‘I visited a whites-only town — it could happen in Britain’

‘I think people are becoming increasingly small-minded around identity.'

‘I visited a whites-only town — it could happen in Britain’
Kleinfontein has strict rules for who can live there (Picture: Per-Anders Pettersson for The Washington Post via Getty Images)

In a private gated neighbourhood just half an hour’s drive from Johannesburg, stands a statue of SJP Kruger, the controversial South African politician who championed segregation.

Not far away stands the monument of former Prime Minister Hendrik Frensch Verwoerd, who is often referred to as the father of apartheid.

Both are set proudly within the grounds of the 8.6km² community known as Kleinfontein, which is also home to around 1000 residents, a shopping centre, a bank, a school, and a reservoir.

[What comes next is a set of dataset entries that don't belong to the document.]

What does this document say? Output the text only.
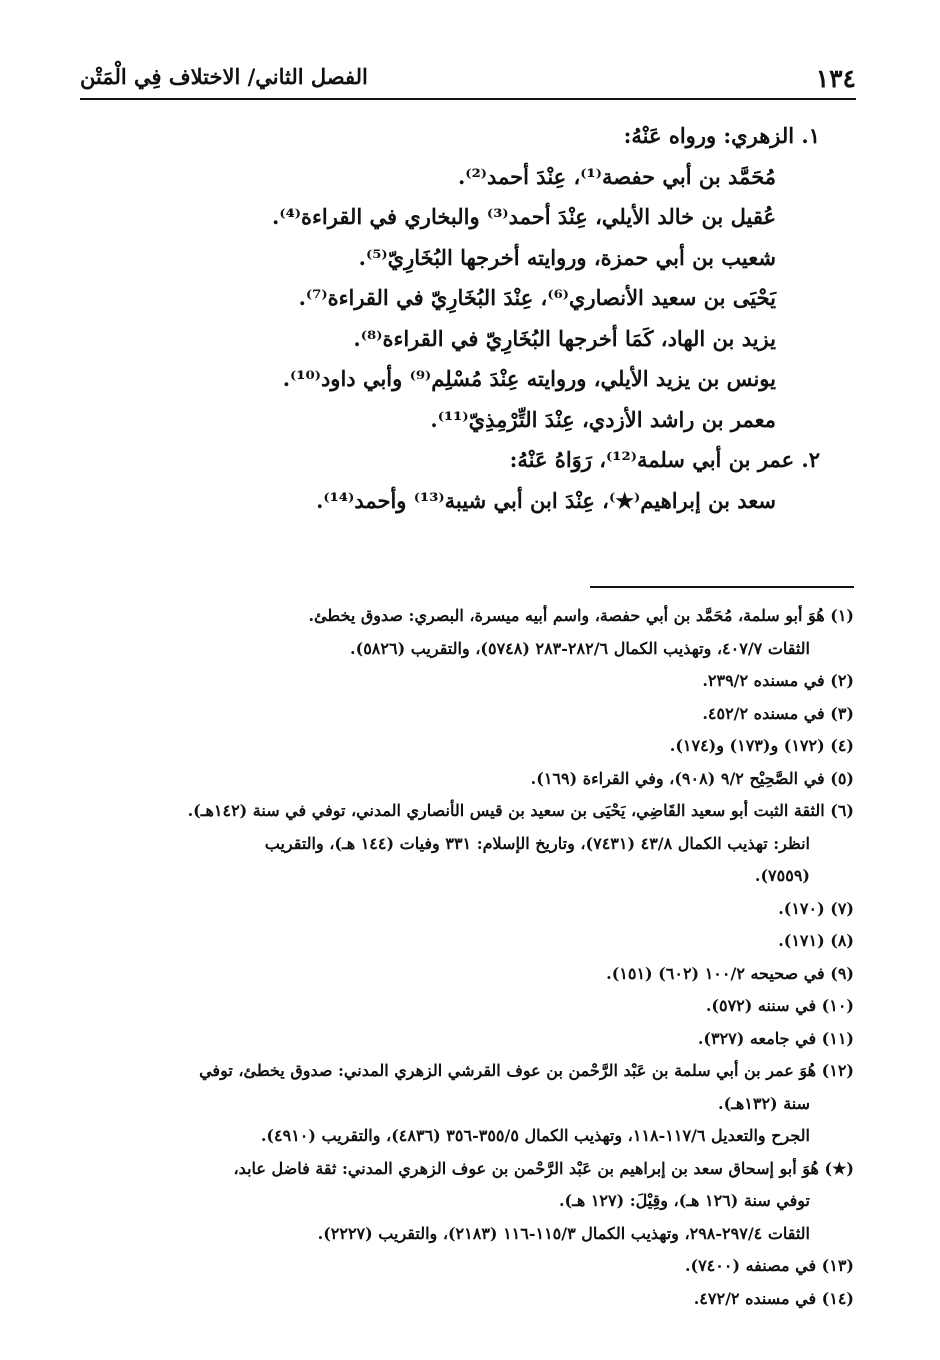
١٣٤
الفصل الثاني/ الاختلاف فِي الْمَتْن
١. الزهري: ورواه عَنْهُ:
مُحَمَّد بن أبي حفصة⁽¹⁾، عِنْدَ أحمد⁽²⁾.
عُقيل بن خالد الأيلي، عِنْدَ أحمد⁽³⁾ والبخاري في القراءة⁽⁴⁾.
شعيب بن أبي حمزة، وروايته أخرجها البُخَارِيّ⁽⁵⁾.
يَحْيَى بن سعيد الأنصاري⁽⁶⁾، عِنْدَ البُخَارِيّ في القراءة⁽⁷⁾.
يزيد بن الهاد، كَمَا أخرجها البُخَارِيّ في القراءة⁽⁸⁾.
يونس بن يزيد الأيلي، وروايته عِنْدَ مُسْلِم⁽⁹⁾ وأبي داود⁽¹⁰⁾.
معمر بن راشد الأزدي، عِنْدَ التِّرْمِذِيّ⁽¹¹⁾.
٢. عمر بن أبي سلمة⁽¹²⁾، رَوَاهُ عَنْهُ:
سعد بن إبراهيم⁽★⁾، عِنْدَ ابن أبي شيبة⁽¹³⁾ وأحمد⁽¹⁴⁾.
(١) هُوَ أبو سلمة، مُحَمَّد بن أبي حفصة، واسم أبيه ميسرة، البصري: صدوق يخطئ.
الثقات ٤٠٧/٧، وتهذيب الكمال ٢٨٢/٦-٢٨٣ (٥٧٤٨)، والتقريب (٥٨٢٦).
(٢) في مسنده ٢٣٩/٢.
(٣) في مسنده ٤٥٢/٢.
(٤) (١٧٢) و(١٧٣) و(١٧٤).
(٥) في الصَّحِيْح ٩/٢ (٩٠٨)، وفي القراءة (١٦٩).
(٦) الثقة الثبت أبو سعيد القَاضِي، يَحْيَى بن سعيد بن قيس الأنصاري المدني، توفي في سنة (١٤٢هـ).
انظر: تهذيب الكمال ٤٣/٨ (٧٤٣١)، وتاريخ الإسلام: ٣٣١ وفيات (١٤٤ هـ)، والتقريب
(٧٥٥٩).
(٧) (١٧٠).
(٨) (١٧١).
(٩) في صحيحه ١٠٠/٢ (٦٠٢) (١٥١).
(١٠) في سننه (٥٧٢).
(١١) في جامعه (٣٢٧).
(١٢) هُوَ عمر بن أبي سلمة بن عَبْد الرَّحْمن بن عوف القرشي الزهري المدني: صدوق يخطئ، توفي
سنة (١٣٢هـ).
الجرح والتعديل ١١٧/٦-١١٨، وتهذيب الكمال ٣٥٥/٥-٣٥٦ (٤٨٣٦)، والتقريب (٤٩١٠).
(★) هُوَ أبو إسحاق سعد بن إبراهيم بن عَبْد الرَّحْمن بن عوف الزهري المدني: ثقة فاضل عابد،
توفي سنة (١٢٦ هـ)، وقِيْلَ: (١٢٧ هـ).
الثقات ٢٩٧/٤-٢٩٨، وتهذيب الكمال ١١٥/٣-١١٦ (٢١٨٣)، والتقريب (٢٢٢٧).
(١٣) في مصنفه (٧٤٠٠).
(١٤) في مسنده ٤٧٢/٢.
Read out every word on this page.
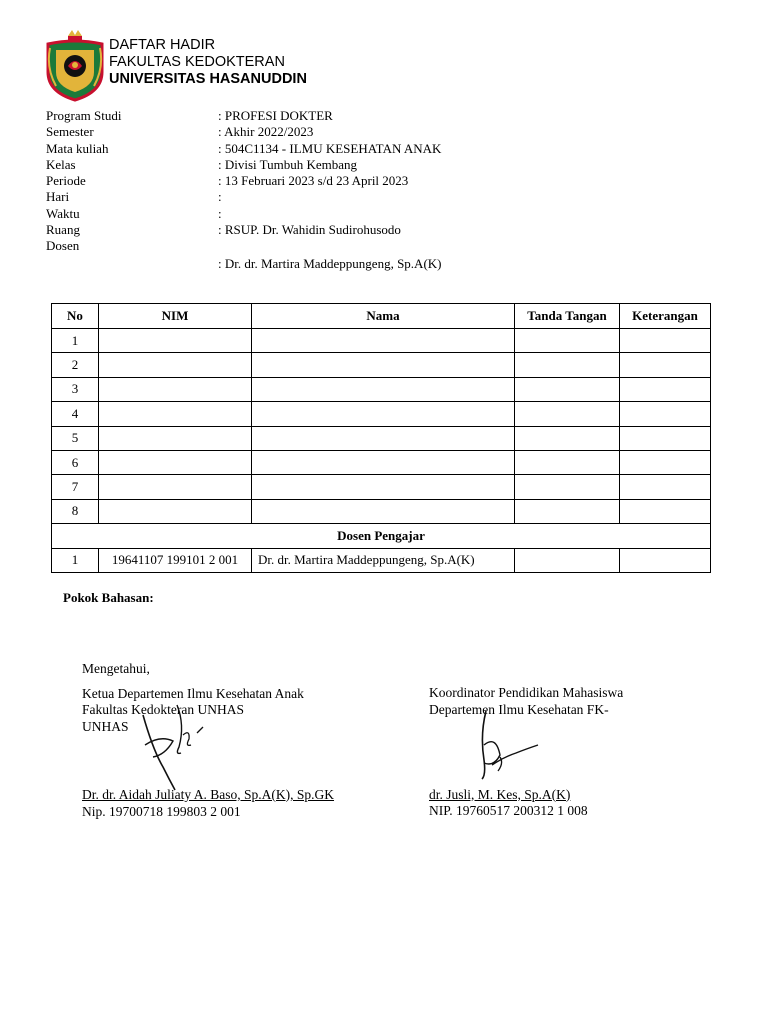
DAFTAR HADIR
FAKULTAS KEDOKTERAN
UNIVERSITAS HASANUDDIN
Program Studi	: PROFESI DOKTER
Semester	: Akhir 2022/2023
Mata kuliah	: 504C1134 - ILMU KESEHATAN ANAK
Kelas	: Divisi Tumbuh Kembang
Periode	: 13 Februari 2023 s/d 23 April 2023
Hari	:
Waktu	:
Ruang	: RSUP. Dr. Wahidin Sudirohusodo
Dosen
: Dr. dr. Martira Maddeppungeng, Sp.A(K)
No	NIM	Nama	Tanda Tangan	Keterangan
1				
2				
3				
4				
5				
6				
7				
8				
Dosen Pengajar				
1	19641107 199101 2 001	Dr. dr. Martira Maddeppungeng, Sp.A(K)		
Pokok Bahasan:
Mengetahui,
Ketua Departemen Ilmu Kesehatan Anak
Fakultas Kedokteran UNHAS
UNHAS
Dr. dr. Aidah Juliaty A. Baso, Sp.A(K), Sp.GK
Nip. 19700718 199803 2 001
Koordinator Pendidikan Mahasiswa
Departemen Ilmu Kesehatan FK-
dr. Jusli, M. Kes, Sp.A(K)
NIP. 19760517 200312 1 008
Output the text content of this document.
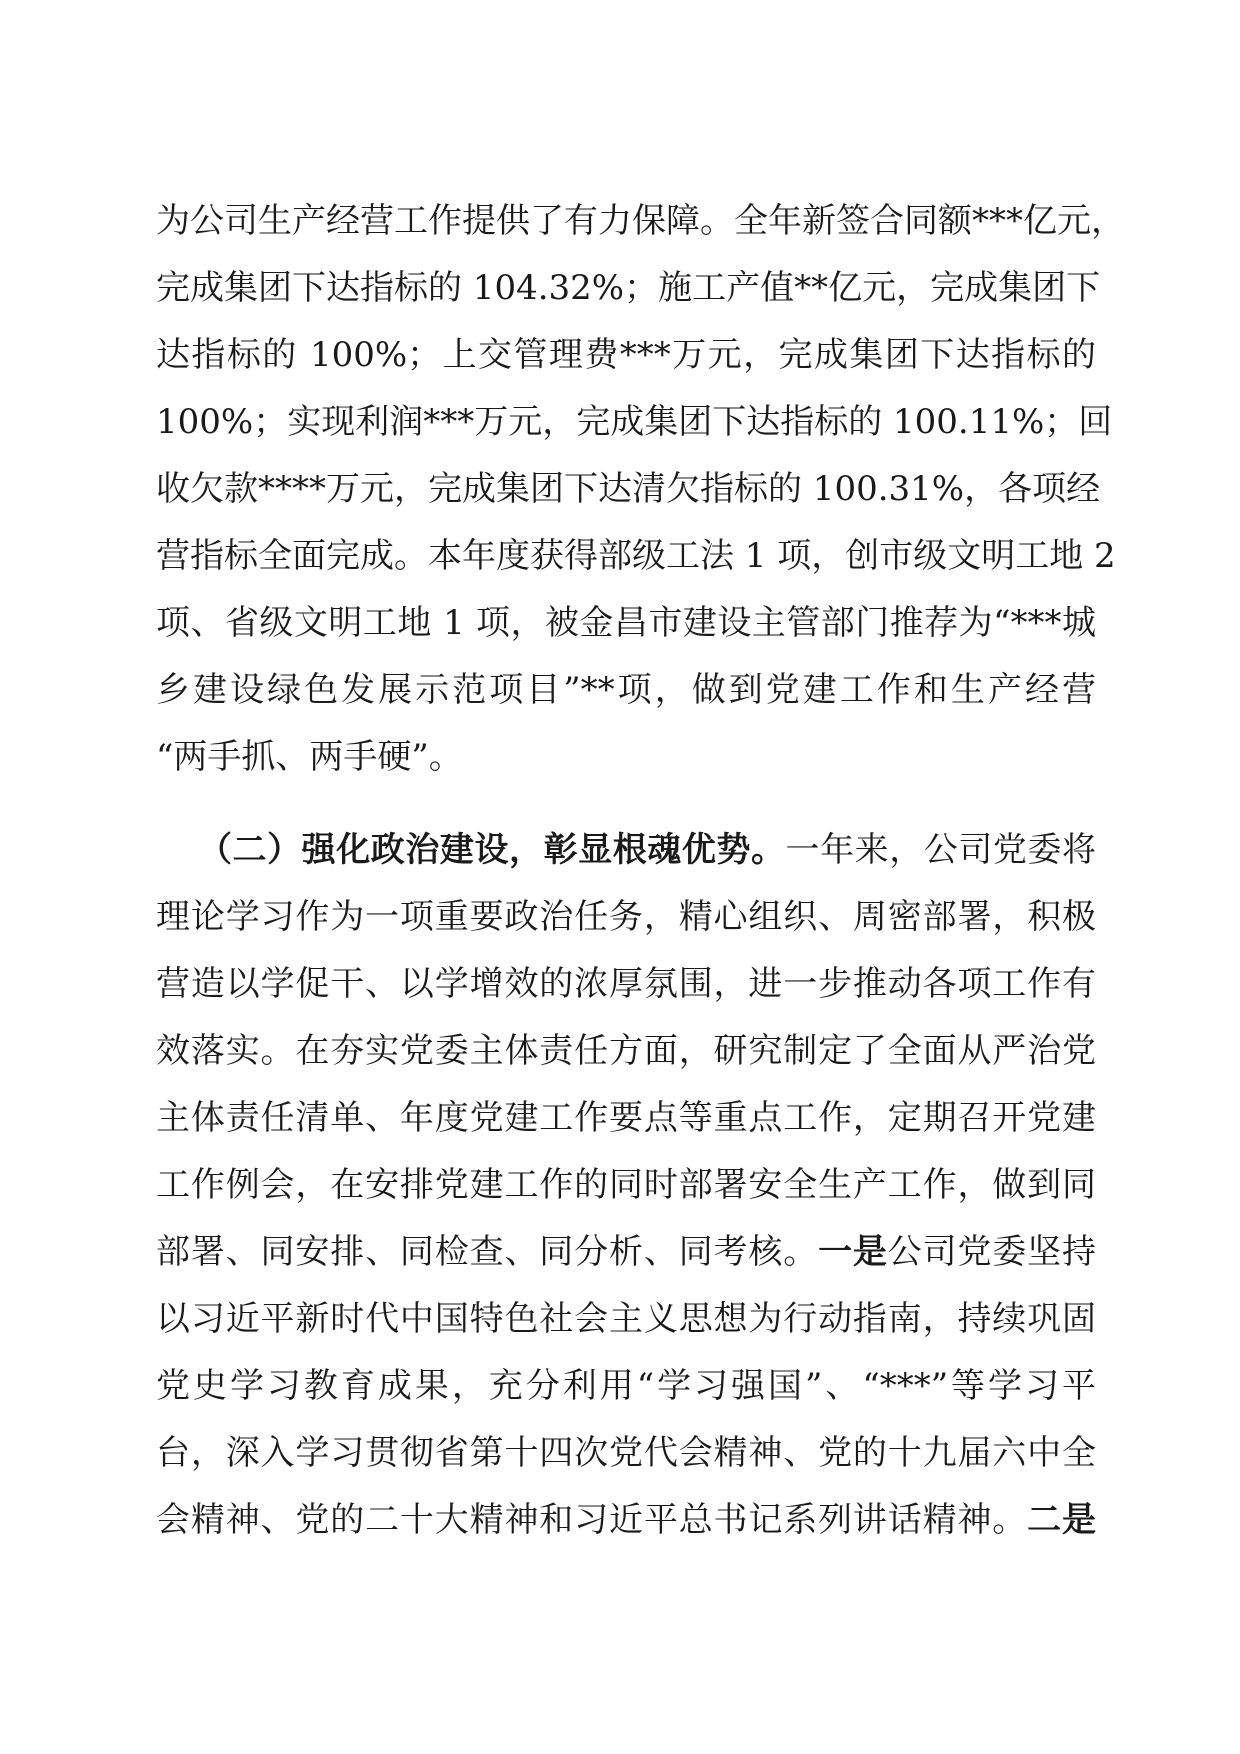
为公司生产经营工作提供了有力保障。全年新签合同额***亿元，
完成集团下达指标的 104.32%；施工产值**亿元，完成集团下
达指标的 100%；上交管理费***万元，完成集团下达指标的
100%；实现利润***万元，完成集团下达指标的 100.11%；回
收欠款****万元，完成集团下达清欠指标的 100.31%，各项经
营指标全面完成。本年度获得部级工法 1 项，创市级文明工地 2
项、省级文明工地 1 项，被金昌市建设主管部门推荐为“***城
乡建设绿色发展示范项目”**项，做到党建工作和生产经营
“两手抓、两手硬”。
（二）强化政治建设，彰显根魂优势。一年来，公司党委将
理论学习作为一项重要政治任务，精心组织、周密部署，积极
营造以学促干、以学增效的浓厚氛围，进一步推动各项工作有
效落实。在夯实党委主体责任方面，研究制定了全面从严治党
主体责任清单、年度党建工作要点等重点工作，定期召开党建
工作例会，在安排党建工作的同时部署安全生产工作，做到同
部署、同安排、同检查、同分析、同考核。一是公司党委坚持
以习近平新时代中国特色社会主义思想为行动指南，持续巩固
党史学习教育成果，充分利用“学习强国”、“***”等学习平
台，深入学习贯彻省第十四次党代会精神、党的十九届六中全
会精神、党的二十大精神和习近平总书记系列讲话精神。二是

But not everyone can live there, there’s strict criteria for entry: Residents need to be Protestant Christians, descendants of Voortrekkers and speak Afrikaans.

They need to be white. 

The town has come under the microscope as part of documentary maker Ben Zand’s latest YouTube series Human, and while it’s not unusual for him to cover subjects that may make people uncomfortable, even for him — a mixed-race British-Iranian man — it was a difficult, but necessary, story to tell.